Bislang waren die Abgeordneten und die Bezirke davon ausgegangen, dass das Land den Bezirken die erhöhten Ausgaben für die bessere Essensqualität voll erstattet. Das hätte bedeutet, dass der Senat pro Schulessen Ausgaben von 3,30 Euro zugrundelegt – 3,25 Euro für die Caterer und 5 Cent für die Verwaltungsaufgaben. Inzwischen gibt es an dieser Version allerdings Zweifel. Einige Bezirke berichten, der Senat lege bei seinen Zuschüssen an die Bezirke einen Betrag von nur 3,11 Euro zugrunde, fordere aber, dass 3,30 Euro ausgegeben werden. Die Differenz müsse durch Einsparungen („pauschale Minderausgaben“) in anderen Bereichen erwirtschaftet werden. Dadurch würden neue Löcher gerissen, mahnt nun der bildungspolitische SPD-Sprecher Ilkin Özisik. Seine Fraktion werde das „auf keinen Fall hinnehmen“. Allein der Bezirk Mitte klage über eine Finanzierungslücke von 1,2 Million Euro, berichtet Özisik. Ähnliches ist aus Pankow zu hören. „Wir müssen jetzt bei den Sachmitteln für die Schulen kürzen“, kritisiert der grüne Fraktionsvorsitzende Cornelius Bechtler. Demnach gingen allein den Grundschulen 260 000 Euro verloren, um den Fehlbetrag beim Schulessen auszugleichen. Aus den Sachmitteln müssen alle Ausgaben vom Toilettenpapier bis hin zu Schulveranstaltungen finanziert werden.

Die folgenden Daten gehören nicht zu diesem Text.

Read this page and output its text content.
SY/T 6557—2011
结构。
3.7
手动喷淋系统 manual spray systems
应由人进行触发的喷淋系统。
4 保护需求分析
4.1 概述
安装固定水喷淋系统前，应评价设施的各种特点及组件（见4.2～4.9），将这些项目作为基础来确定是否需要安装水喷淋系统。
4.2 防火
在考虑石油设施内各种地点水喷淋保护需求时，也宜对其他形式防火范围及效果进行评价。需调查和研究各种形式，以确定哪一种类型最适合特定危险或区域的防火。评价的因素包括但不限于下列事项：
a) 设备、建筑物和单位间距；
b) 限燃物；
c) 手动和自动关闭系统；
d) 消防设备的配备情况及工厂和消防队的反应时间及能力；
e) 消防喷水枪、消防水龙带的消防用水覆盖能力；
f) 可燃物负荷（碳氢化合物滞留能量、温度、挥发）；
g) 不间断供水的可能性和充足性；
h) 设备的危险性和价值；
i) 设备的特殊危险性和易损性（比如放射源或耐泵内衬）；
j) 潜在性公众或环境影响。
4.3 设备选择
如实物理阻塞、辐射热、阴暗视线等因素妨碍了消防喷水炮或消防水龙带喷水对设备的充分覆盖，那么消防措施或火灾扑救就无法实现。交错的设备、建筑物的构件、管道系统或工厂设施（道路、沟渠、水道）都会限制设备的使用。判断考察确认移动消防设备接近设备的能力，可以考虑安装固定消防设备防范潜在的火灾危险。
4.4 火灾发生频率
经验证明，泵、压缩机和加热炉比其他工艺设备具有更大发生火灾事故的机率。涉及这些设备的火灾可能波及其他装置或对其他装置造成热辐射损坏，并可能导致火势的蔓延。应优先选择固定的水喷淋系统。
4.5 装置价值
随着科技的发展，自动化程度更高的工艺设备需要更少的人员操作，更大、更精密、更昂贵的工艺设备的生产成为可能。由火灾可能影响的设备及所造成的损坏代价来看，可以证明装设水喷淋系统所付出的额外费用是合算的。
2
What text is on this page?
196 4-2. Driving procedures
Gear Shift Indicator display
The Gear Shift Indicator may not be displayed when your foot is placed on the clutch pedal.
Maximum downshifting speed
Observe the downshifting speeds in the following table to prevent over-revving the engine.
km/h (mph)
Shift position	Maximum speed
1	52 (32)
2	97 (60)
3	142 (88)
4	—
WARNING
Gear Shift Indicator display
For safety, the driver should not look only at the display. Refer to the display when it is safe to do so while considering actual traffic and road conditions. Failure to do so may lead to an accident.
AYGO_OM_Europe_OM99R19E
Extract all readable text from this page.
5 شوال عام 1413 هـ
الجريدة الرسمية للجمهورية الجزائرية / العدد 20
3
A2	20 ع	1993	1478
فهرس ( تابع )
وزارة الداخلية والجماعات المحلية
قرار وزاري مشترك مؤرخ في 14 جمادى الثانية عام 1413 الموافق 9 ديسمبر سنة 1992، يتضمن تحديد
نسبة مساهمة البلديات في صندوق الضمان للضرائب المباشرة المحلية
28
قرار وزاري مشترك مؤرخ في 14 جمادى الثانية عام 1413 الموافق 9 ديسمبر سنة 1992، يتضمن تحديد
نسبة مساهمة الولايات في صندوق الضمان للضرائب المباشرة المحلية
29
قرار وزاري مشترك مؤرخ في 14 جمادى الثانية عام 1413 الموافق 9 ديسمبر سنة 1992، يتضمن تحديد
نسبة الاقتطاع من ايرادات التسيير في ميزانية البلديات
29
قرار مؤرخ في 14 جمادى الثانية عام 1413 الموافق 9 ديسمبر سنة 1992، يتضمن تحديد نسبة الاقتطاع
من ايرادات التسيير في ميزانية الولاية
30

Auch Reinickendorfs Bildungsstadträtin Katrin Schultze-Berndt (CDU), berichtet über eine Finanzierungslücke von über drei Millionen Euro als Folge der pauschalen Kürzungen. „Das bedeutet, dass wir für 1800 unserer 26 000 Schüler überhaupt keine Zuschüsse erhalten“, rechnet sie vor. „Die grüne Haushalts- und Schulexpertin Stefanie Remlinger fordert, die Bezirkszuschüsse so zu erhöhen, dass 3,30 Euro ausfinanziert sind.

Vor einem Jahr begann der Skandal

Elternbeschwerden waren lange Zeit der einzige Anhaltspunkt dafür, dass mit der Qualität des Berliner Schulessens etwas nicht stimmte. Im Mai 2012 kam Bewegung in die Debatte, als die größten Berliner Caterer eine Essensauschreibung boykottierten. Ihre Begründung lautete, dass es wirtschaftlich unmöglich sei, für den damals üblichen Preis zwischen 1,90 und 2,20 Euro ein qualitativ vertretbares Mittagessen anzubieten. Zunächst war unklar, ob alle Schulen in Friedrichshain-Kreuzberg nach den Sommerferien überhaupt eine Essensversorgung haben würden. Kleine Caterer sprangen in die Bresche.

Eine neue Studie

Im Auftrag der Bildungsverwaltung errechneten Hamburger Wissenschaftlerinnen, was eine Schulmahlzeit kosten müsste, damit die Qualität stimmt. Das Ergebnis lag Anfang September 2012 vor. Zentrale Botschaft: Unter 3 Euro ist gar nichts zu machen.

Der Fall Sodexo

Kurz vor den Herbstferien 2012 häuften sich bundesweit plötzlich die Meldungen über Magen-Darm-Infekte. Ende September stand fest, dass sich tausende Schul- und Kitakinder mit dem Norovirus infiziert hatten. Als Quelle wurden tiefgefrorene Himbeeren aus China ausgemacht, die der Großcaterer Sodexo verarbeitet hatte. Die Massenerkrankung gab der Qualitätsdebatte neuen Auftrieb. Die Hoffnung der Eltern allerdings, mittels neuer Ausschreibungen den Einsatz regionaler Produkte vorschreiben zu können, scheiterte an den Vorschriften für Ausschreibungen. Den Bio- und Fleischanteil hingegen kann man festlegen.